It’s the calm before the (winter) storm.
On this sunny – and snowless – fall afternoon, a driver behind the wheel of a white 3-ton pickup truck with a salt spreader and seven-foot snowplow is simulating clearing the parking lot at Inter River Park.
Mike Blackmon, Public Works streets foreman 2, watches as the driver practises maneuvering the truck, using sand to simulate spreading salt and brine.
Approximately 60 members from District Streets, Parks and Utilities departments and a handful of North Vancouver Recreation and Culture staff will receive training in safely operating plows and salt trucks so they’re ready to go when it gets snowy or icy.
Last year DNV crews plowed 42,170 kilometres of road during a winter season that included 36 ice days and 21 days of fresh snowfall resulting in 195 centimetres of snow.

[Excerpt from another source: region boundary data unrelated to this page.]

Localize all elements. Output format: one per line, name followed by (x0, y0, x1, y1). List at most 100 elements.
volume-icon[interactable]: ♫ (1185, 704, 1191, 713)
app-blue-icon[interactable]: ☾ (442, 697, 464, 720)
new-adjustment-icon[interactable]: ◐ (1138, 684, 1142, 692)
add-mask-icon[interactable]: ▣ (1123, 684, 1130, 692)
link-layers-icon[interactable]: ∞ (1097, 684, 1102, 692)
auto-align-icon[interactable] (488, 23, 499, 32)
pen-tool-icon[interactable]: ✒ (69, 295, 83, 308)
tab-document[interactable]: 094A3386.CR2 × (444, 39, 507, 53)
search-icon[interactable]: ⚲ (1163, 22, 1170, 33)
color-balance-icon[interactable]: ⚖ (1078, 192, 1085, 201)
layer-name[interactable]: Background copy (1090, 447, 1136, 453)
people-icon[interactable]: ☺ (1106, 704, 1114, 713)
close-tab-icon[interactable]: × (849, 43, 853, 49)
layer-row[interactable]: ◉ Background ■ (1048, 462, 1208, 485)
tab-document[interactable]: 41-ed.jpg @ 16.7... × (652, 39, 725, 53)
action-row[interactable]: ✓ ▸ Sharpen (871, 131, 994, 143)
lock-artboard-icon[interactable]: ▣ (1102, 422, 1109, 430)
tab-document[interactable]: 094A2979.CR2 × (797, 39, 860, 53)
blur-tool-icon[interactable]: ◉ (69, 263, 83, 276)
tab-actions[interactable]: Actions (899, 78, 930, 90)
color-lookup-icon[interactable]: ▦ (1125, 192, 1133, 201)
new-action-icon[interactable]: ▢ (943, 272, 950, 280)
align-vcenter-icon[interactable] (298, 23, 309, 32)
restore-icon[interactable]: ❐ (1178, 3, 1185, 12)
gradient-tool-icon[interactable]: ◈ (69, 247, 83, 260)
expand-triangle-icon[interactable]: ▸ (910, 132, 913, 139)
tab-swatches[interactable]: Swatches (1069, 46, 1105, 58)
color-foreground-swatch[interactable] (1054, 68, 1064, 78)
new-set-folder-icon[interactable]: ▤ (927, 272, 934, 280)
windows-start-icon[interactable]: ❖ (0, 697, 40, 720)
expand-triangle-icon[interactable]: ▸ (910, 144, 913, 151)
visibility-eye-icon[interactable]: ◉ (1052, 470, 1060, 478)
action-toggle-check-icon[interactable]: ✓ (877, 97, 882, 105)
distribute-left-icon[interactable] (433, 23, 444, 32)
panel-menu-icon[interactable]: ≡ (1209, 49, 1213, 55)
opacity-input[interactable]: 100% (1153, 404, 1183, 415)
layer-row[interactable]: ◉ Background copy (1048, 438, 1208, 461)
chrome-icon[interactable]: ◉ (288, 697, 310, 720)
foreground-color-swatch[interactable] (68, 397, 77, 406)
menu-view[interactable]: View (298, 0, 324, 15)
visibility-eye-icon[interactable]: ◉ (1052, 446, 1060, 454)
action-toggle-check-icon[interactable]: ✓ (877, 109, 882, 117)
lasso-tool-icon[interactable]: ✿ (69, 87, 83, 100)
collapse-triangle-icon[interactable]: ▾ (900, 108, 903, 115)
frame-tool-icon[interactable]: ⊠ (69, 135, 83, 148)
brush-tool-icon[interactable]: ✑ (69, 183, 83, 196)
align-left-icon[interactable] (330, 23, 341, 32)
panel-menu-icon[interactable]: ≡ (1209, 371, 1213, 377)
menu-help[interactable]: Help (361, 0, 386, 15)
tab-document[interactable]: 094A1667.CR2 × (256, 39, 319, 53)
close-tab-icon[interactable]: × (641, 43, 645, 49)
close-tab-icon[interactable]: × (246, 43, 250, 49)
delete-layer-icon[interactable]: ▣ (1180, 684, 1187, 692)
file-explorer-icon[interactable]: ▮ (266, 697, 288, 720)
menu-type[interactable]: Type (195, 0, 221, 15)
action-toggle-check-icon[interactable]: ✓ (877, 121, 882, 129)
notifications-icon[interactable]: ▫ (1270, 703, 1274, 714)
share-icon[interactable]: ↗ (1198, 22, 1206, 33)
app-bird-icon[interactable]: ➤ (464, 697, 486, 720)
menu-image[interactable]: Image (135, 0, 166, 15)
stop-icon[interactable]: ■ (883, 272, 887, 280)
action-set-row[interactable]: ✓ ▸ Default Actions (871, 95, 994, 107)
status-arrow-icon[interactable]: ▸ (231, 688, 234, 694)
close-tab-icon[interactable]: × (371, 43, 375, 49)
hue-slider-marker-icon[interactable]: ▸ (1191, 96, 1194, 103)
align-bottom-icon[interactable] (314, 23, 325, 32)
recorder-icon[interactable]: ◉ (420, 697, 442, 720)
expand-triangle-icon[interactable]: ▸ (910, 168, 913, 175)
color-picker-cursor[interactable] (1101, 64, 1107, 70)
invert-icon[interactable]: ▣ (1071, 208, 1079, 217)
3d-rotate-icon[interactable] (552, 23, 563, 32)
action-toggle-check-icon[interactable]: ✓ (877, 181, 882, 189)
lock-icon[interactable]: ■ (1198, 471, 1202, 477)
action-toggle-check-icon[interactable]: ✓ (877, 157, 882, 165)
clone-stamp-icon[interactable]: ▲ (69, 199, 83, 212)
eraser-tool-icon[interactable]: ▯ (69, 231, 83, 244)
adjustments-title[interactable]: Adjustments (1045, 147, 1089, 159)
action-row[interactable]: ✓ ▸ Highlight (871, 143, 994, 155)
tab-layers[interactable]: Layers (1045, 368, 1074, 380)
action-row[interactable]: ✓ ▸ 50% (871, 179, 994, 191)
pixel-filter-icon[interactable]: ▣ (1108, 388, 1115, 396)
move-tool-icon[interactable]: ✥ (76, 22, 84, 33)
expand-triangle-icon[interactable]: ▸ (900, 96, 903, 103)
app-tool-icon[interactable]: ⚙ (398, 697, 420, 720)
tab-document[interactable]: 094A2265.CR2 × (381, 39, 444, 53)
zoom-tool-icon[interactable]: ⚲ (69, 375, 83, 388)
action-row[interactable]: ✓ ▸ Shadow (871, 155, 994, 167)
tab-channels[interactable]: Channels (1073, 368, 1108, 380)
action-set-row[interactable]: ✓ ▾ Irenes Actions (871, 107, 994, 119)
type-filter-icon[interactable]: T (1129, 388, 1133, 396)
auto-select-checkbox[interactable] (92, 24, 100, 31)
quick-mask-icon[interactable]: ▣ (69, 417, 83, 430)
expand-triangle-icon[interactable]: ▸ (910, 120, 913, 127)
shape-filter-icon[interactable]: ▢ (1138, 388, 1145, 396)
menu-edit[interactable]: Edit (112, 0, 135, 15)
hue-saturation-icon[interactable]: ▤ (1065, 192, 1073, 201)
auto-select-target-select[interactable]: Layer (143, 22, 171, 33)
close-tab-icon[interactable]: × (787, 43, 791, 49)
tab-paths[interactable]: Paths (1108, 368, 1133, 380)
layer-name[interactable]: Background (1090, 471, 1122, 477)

“We’ve got new trucks and training guidelines,” says Blackmon, who notes that to earn certification, new drivers must take a classroom course and then hit the road for a one-on-one practical driving session.
A fundamental lesson taught to the drivers is to start clearing from the centre of the road and work their way out. “If we have the centre lane open, everyone knows which side of the lane they are supposed to be on, which prevents accidents,” Blackmon says.
Blackmon knows what he’s talking about. He’s driven a snowplow in the District for 17 years, working through blizzards, ice storms, Christmases and Super Bowl Sundays to make sure staff, residents, transit busses and emergency responders were getting to where they needed to go.
With nearly two decades of experience, he can tell you where snow and ice usually hit first in the varied microclimates that dot the District and which hills and streets will be an extra challenge, even for the veteran drivers.
“With the new staff, that’s where our experience helps, passing that knowledge along,” he says.
When talking about extreme weather, Blackmon easily rattles off the worst winters he’s encountered over the past few decades: 2000, 2008 and 2016. Last year was also right up there, he says.
“It was the worst weather I’ve seen in the past seven years. We had several big snow events and so many low-temperature days.”
When snow falls or icy conditions are forecast, our crews work hard to make sure residents can safely get to where they need to go, whether they're driving, walking, riding, or taking transit.
While the Streets Department crews are busy clearing roads, Parks staff focus on hand-salting and using various snow-clearing equipment to clear and salt school zones and drop-off areas, bike lanes and multi-use pathways, main sidewalks, and frontages and pathways throughout DNV parks.
The District’s multi-department Snow Command team will get some reinforcements this winter as the crew, which often works 12-hour shifts 24/7 during harsh winter weather, is growing its pool of trained staff from 40 to around 60 people.
Along with boots and shovels on the ground, the DNV also has a large fleet ready to tackle snow and ice before, during and after a storm or freeze and uses state-of-the-art technology to monitor weather and road conditions and stay ahead of the snow and ice, so they can get a jump on bad weather.